Connections:  The difference in human behavior that climate change has been shown to cause can be detrimental in the long run if we get stuck in the spiral downwards of getting mad at each other instead of working together for the future of our planet.

Remnants of the ancient city of Cahokia, in what's now southern Illinois.
Remnants of the ancient city of Cahokia, in what’s now southern Illinois.
Credit: Steve Moses Flickr (CC BY 2.0)

News: When faced with the often stark evidence of current climate change, some people will say “the climate has changed before” as a way to deny or downplay. In fact, the climate has changed before and yet we/humans survived.

But, that is not really correct. The Earth’s climate has indeed changed relatively abruptly at times over the last 2,000 years or so.
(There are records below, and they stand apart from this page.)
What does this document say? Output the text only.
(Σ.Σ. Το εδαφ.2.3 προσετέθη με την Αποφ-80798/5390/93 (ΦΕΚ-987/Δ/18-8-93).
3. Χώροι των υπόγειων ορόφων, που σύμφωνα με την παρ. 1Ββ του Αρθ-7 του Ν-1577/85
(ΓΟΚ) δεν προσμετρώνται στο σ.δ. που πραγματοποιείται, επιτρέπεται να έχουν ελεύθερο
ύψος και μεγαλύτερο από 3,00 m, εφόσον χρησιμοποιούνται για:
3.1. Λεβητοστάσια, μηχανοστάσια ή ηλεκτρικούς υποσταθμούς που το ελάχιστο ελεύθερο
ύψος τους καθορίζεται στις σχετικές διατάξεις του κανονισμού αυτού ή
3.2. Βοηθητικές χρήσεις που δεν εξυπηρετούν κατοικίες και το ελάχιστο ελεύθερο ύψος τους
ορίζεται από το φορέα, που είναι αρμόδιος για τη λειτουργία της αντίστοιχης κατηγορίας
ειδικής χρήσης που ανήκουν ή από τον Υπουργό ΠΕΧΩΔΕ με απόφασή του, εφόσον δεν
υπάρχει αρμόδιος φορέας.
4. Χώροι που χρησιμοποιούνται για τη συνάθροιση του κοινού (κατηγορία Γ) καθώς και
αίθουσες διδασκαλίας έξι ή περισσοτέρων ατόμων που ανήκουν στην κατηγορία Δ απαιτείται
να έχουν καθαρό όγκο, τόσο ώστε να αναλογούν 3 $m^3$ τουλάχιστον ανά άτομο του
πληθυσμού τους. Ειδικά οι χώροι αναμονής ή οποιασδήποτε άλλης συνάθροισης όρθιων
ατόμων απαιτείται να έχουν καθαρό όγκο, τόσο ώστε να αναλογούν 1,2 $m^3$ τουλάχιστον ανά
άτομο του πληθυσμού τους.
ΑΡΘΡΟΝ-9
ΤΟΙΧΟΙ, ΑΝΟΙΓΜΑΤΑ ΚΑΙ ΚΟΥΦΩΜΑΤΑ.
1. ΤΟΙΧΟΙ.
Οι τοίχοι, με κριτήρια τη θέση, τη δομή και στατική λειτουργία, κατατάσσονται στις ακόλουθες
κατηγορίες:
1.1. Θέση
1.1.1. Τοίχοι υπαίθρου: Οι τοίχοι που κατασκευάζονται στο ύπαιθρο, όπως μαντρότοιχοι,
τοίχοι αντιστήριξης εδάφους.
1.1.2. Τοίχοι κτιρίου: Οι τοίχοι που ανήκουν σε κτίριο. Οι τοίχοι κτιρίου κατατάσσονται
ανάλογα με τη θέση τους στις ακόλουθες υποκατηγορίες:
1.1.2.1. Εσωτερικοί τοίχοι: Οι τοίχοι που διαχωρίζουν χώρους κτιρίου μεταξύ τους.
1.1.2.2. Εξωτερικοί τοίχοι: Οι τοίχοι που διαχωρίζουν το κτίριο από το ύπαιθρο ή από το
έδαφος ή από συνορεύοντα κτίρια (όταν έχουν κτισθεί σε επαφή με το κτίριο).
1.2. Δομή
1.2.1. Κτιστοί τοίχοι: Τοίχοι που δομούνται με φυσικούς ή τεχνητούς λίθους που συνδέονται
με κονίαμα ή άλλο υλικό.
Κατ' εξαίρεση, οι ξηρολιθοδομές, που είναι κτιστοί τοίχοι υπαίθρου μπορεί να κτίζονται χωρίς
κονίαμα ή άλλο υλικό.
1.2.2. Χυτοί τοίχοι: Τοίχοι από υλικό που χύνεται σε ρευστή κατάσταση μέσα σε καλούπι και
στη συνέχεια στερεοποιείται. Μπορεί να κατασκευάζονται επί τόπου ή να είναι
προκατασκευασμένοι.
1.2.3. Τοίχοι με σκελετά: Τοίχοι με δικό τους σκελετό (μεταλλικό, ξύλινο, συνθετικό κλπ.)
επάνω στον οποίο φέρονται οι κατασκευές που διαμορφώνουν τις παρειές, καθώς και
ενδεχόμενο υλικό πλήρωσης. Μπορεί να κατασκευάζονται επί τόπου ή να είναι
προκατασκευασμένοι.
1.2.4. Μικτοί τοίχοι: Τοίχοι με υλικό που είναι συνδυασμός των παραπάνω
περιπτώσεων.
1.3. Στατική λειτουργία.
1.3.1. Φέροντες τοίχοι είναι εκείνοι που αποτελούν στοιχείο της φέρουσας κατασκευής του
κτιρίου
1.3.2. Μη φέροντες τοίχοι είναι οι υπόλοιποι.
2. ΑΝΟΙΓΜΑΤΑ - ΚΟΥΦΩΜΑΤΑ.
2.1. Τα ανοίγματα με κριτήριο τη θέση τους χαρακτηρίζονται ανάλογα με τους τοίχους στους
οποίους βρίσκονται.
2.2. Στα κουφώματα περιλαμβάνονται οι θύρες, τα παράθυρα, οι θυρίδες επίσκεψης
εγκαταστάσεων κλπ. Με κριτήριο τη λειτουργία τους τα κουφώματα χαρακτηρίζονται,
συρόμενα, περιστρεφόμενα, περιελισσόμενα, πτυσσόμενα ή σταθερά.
But, those larger regional changes all coincided with the breakdown of societies–whether it was the fall of the Roman empire, widespread famine and upheaval in 1300’s Europe, or the North American civilization that had its center at Cahokia. “The adversity brought by climate change caused societies to break apart, magnified pre-existing divisions, and made desperate people easy prey for dangerous people.” People suffered, some were made scapegoats, many died. Cities, villages, civilizations disappeared.

Think about that … and then consider that “the natural climate changes that have shaped human history have almost always been smaller and more regionally contained than the large-scale human-caused change we are currently experiencing.”

Yes, weather extremes (heat, cold, rain, snow, storms, etc.) are becoming more frequent, ice at the Poles is melting more and faster, the oceans are rising, climate change is today causing people to leave their homes and migrate to other places (both poor and rich people), the economic and social costs are huge and are growing every year. Climate change is happening all around us–and it will almost inevitably directly affect us and our families. It’s a question of when.

We need to face our new world with courage and resolve and humility–and stop indulging in greed, vanity, and fear. We cannot turn back the clock on history or on climate.

In the end, the biggest unknown is us. As we know from the past, “the scariest thing about climate change is what it will make us do to each other.” Will we suffer the same fates of those who came before us? Or, will we learn and work together for a common purpose?